Nearly 500 laser users and researchers representing 27 countries and 294 companies converged on the conference, viewed by the laser industry as the premier source of technical information for laser-driven manufacturing. The session featured presentations detailing up-to-the-minute advances in materials processing, microprocessing and nanomanufacturing.
ICALEO 2010 “went exceptionally well,” says LIA Executive Director Peter Baker. “Attendance was the same as last year, which, considering the economy is a very good sign. There was good international attendance, and the quality of the papers was very good. A couple of people who are usually pretty hard critics came and said, ‘I want to tell you the quality is even better than last year.’”
The Business Forum & Panel held Sept. 28 — titled “50 Years of Lasers: What Does the Future Hold?” — provided attendees with an exclusive opportunity to listen to and interact with industry experts, business leaders and decision makers on significant issues facing the laser and photonics industry. Session co-chairs Neil Ball of Directed Light Inc. in San Jose, Calif., and Sri Venkat of Coherent Inc. in Bloomfield, Conn., presided over a lively discussion looking back at key accomplishments over the 50 years of the laser’s existence. The diode laser was the greatest industry advance according to panelists Dr. Bill O’Neill, director of the Centre of Industrial Photonics at the University of Cambridge, and William Lawson, president of New Tech Development in Somerset, Wis. The move of the laser from lab to industrial use was cited as the most significant moment in the laser’s evolution by Paul Crosby, vice president of marketing for Coherent Inc. of Santa Clara, Calif.
In projecting the laser’s future, panelists postulated that such items as laser welders or sewing machines might be made available to the general public — but they cautioned that continued reduction in costs associated with lasers is necessary. China will begin to make more of its own high-end lasers, Crosby said, and fiber and disk lasers will continue to displace diode-pumped solid-state units.
Later, at the Sept. 29 awards luncheon, U.S. Energy Secretary Steven Chu earned LIA’s 2010 Arthur L. Schawlow Award, while laser pioneer Dr.

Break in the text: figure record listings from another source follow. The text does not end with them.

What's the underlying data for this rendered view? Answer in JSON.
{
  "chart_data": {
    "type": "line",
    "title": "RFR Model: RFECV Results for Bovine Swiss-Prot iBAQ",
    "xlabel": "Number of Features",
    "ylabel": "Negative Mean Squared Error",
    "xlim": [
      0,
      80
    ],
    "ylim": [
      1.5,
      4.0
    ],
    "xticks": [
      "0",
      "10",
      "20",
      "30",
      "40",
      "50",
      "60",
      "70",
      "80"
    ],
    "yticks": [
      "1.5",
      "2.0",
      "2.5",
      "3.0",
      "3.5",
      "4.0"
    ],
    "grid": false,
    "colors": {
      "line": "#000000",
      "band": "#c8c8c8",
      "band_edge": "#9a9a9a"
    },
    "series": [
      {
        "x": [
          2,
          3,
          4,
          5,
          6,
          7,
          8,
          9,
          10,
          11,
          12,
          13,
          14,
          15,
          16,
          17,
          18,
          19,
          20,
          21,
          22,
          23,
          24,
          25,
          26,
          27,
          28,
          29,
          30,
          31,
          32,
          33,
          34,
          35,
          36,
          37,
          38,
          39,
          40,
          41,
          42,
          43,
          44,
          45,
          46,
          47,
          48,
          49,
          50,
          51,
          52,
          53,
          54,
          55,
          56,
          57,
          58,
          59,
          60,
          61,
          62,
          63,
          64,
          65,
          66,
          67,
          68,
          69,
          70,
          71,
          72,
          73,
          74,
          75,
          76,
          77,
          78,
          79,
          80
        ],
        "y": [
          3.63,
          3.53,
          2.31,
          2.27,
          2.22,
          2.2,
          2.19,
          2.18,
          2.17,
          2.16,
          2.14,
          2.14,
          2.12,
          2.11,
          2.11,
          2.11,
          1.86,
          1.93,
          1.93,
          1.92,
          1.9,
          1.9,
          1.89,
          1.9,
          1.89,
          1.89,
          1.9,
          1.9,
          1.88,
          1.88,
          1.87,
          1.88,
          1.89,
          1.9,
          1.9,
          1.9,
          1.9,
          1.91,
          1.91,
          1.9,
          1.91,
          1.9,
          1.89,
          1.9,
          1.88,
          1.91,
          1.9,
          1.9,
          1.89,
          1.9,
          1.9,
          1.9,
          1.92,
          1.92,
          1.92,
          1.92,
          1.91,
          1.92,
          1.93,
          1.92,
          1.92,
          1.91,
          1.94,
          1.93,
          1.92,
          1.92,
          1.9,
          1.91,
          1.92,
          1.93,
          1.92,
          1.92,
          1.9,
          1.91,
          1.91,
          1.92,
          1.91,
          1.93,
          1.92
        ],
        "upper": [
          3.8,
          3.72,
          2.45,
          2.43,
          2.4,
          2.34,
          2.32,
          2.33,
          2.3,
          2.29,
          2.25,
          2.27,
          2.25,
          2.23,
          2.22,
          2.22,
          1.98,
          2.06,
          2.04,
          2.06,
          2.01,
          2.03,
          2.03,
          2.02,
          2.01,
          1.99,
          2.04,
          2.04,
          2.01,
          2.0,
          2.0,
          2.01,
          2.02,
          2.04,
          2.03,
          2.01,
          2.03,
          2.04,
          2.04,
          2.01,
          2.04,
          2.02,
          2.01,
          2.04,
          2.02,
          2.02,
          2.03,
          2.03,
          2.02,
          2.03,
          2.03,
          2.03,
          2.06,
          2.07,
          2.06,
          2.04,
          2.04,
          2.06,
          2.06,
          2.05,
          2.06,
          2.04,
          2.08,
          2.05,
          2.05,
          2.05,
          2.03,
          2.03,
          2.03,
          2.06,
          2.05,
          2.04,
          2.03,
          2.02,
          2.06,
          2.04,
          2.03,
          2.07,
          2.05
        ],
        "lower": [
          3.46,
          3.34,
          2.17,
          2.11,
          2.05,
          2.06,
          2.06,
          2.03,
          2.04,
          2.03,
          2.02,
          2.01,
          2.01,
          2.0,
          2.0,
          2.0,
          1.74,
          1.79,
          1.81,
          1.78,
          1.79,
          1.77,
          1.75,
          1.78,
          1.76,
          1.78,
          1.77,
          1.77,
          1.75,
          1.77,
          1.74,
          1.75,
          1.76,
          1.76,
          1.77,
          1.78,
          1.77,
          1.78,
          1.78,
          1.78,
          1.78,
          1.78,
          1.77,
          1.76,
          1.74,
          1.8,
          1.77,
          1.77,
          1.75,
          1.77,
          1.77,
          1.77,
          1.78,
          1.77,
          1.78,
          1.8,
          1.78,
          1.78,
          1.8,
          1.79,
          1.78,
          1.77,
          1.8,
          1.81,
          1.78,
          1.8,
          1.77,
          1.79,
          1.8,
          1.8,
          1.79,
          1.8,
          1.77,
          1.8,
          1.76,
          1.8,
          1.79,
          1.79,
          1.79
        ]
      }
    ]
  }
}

Charles Hard Townes, 95, was presented with the organization’s first Lifetime Achievement Award. Both received standing ovations after their presentations.
The conference gained critical support from “gold level” sponsors like IPG Photonics, Trumpf, Northrop Grumman, CLAIM, SPI Lasers and LASAG Industrial Lasers; nearly 60 firms exhibited at the conference.
“The Conference was excellent,” said Jie Zhang with Panasonic Boston Laboratory.
LIA, the trusted and respected advocate of cutting-edge applications of laser technology since 1968, will hold its 30th ICALEO in hometown of Orlando, Fla., on Oct. 23-27, 2011.